Last updated on Gennaio 28th, 2021 at 01:06 pm
Non tutto il distanziamento viene per nuocere. Si potrebbe, non senza azzardo, commentare così i dati di una ricerca sulla religiosità pubblicata da The Times pochi giorni fa. È vero: i numeri registrati attraverso il sondaggio YouGov confermano la generale disaffezione alla fede e a qualsiasi sentimento religioso, ma mostrano anche timidi segnali in controtendenza. Per di più tra i giovani: nella cosiddetta «generazione Z», solitamente circoscritta ai nati fra il 1997 e il 2010, cita la fede come elemento importante della propria vita il 23% degli intervistati. Un aumento di due punti percentuale rispetto al 21% del mese di gennaio 2020. Poco? Certo, ma abbastanza da fare notizia, considerando anche il calo di tutte le altre fasce di età.
Numeri impietosi
Tra gli over 60 chi afferma di credere in Dio è il 36% degli intervistati, tra i 40 e i 59 anni il dato scende al 26%, e tra i 25 e i 39 anni la percentuale cala al 19. Dunque un 23% nella fascia 16-24 anni è un risultato tutt’altro che prevedibile.
La crescita è avvenuta proprio nei mesi della pandemia, quando la vita sociale si è ridotta in modo significativo, in modo particolare per i più giovani. Una nuova tendenza? «Difficile rispondere con un singolo sondaggio», ha detto a The Times Linda Woodhead, docente di Religione e società nell’Università di Lancaster, «ma so dai miei studenti che Internet ha reso più facile cercare e trovare persone come loro».

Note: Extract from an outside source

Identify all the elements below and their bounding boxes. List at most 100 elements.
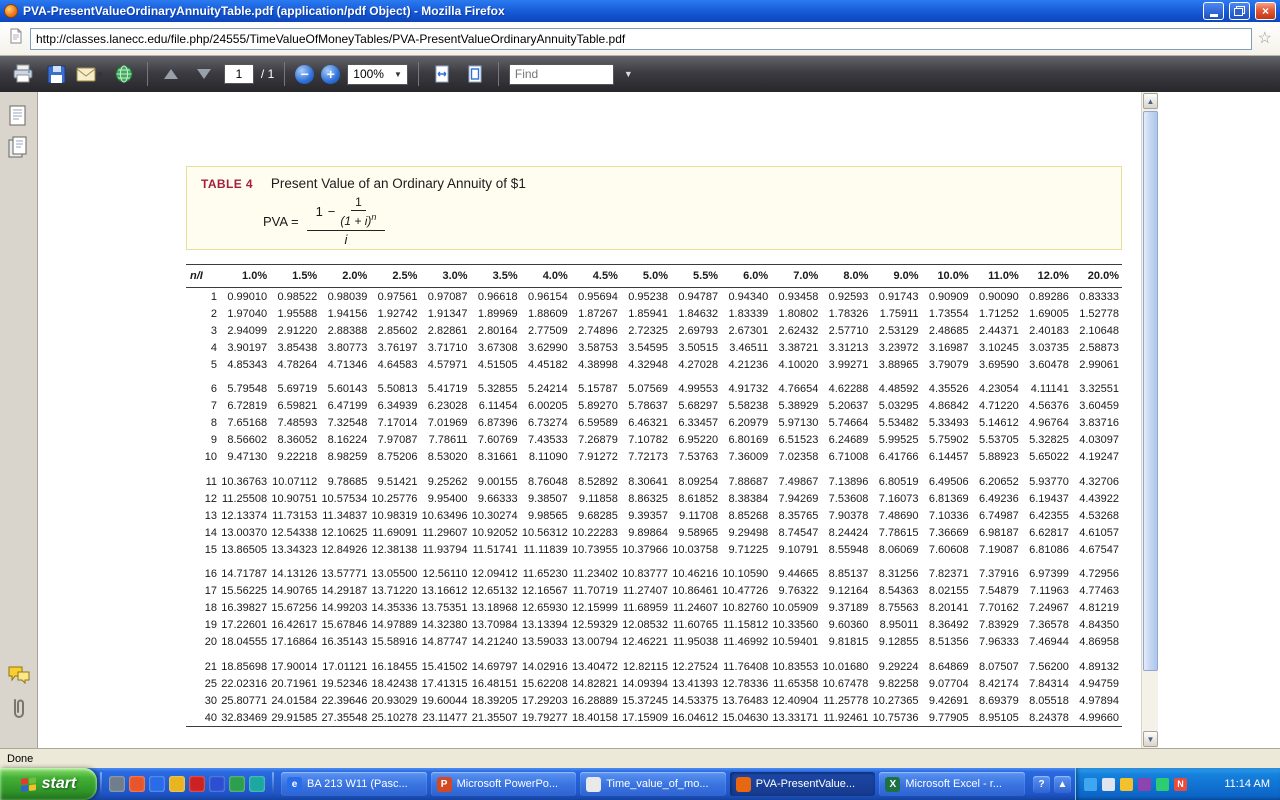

Tra i giovani e la fede spesso c’è un ostacolo arduo da superare: lo stigma sociale. Le prese in giro, l’emarginazione, la discriminazione, tutti fattori che già pesano, e non poco, sulla vita scolastica di un adolescente. Eppure, proprio durante il lockdown, sembra che molti giovani inglesi abbiano scelto di fare ricerche sul web legate alla fede, alla religiosità, alle domande di senso. Hanno trovato articoli da leggere sulle versioni online dei giornali e persone sui social con le quali confrontarsi. Il silenzio e la solitudine di questi mesi hanno spinto i giovani verso gli interrogativi profondi, quelli che la vita quotidiana caotica tende a nascondere sotto gli impegni.
In Italia ascolti record per il Papa
E non è avvenuto solo in Inghilterra. In Italia, durante la Fase 1, c’è stato sì un boom di abbonamenti a piattaforme che offrivano film e serie televisive, ma il vero sold out l’ha fatto il Pontefice, quando, venerdì 27 marzo, ha pregato in una piazza San Pietro deserta sotto la pioggia battente. In quel momento, solo in Italia, 17 milioni e 400 mila spettatori hanno vissuto l’inedita benedizione Urbi et Orbi dalle proprie case. Un record assoluto, che ha battuto l’evento televisivo dell’anno, il Festival di Sanremo, e la serie televisiva più seguita, Il commissario Montalbano.
Lo stesso è avvenuto con la Messa da Casa Santa Marta del Papa, trasmessa per l’occasione da Rai 1 ogni mattina, con il Rosario per l’Italia (che continua ancora, ogni mercoledì, alle 21) prodotto e trasmesso da Tv2000, e con tutte le emittenti che hanno dato spazio, nei propri palinsesti, a celebrazioni, preghiere e riflessioni su ciò che stava avvenendo.
Bisogno di comunità
Era e continua a essere forte, con il risalire dei contagi e le nuove misure restrittive, il bisogno di ricostruire un senso di comunità, seppur virtuale. Essere tutti insieme davanti alla tivù, seppur ciascuno nella propria casa, con le stesse domande, paure, incertezze. Persino la maratona Harry Potter, proposta da Italia 1 nella Fase 1, ha sfiorato i cinque milioni di telespettatori a serata, nonostante la programmazione annuale si ripeta ormai da dieci anni. Le domande di senso si fanno più pressanti nella solitudine dell’isolamento. E per una volta sembra che Internet sia riuscito a proporre risposte degne di nota. In attesa di tornare a confrontarsi dal vivo, in presenza, un piccolo segnale di speranza.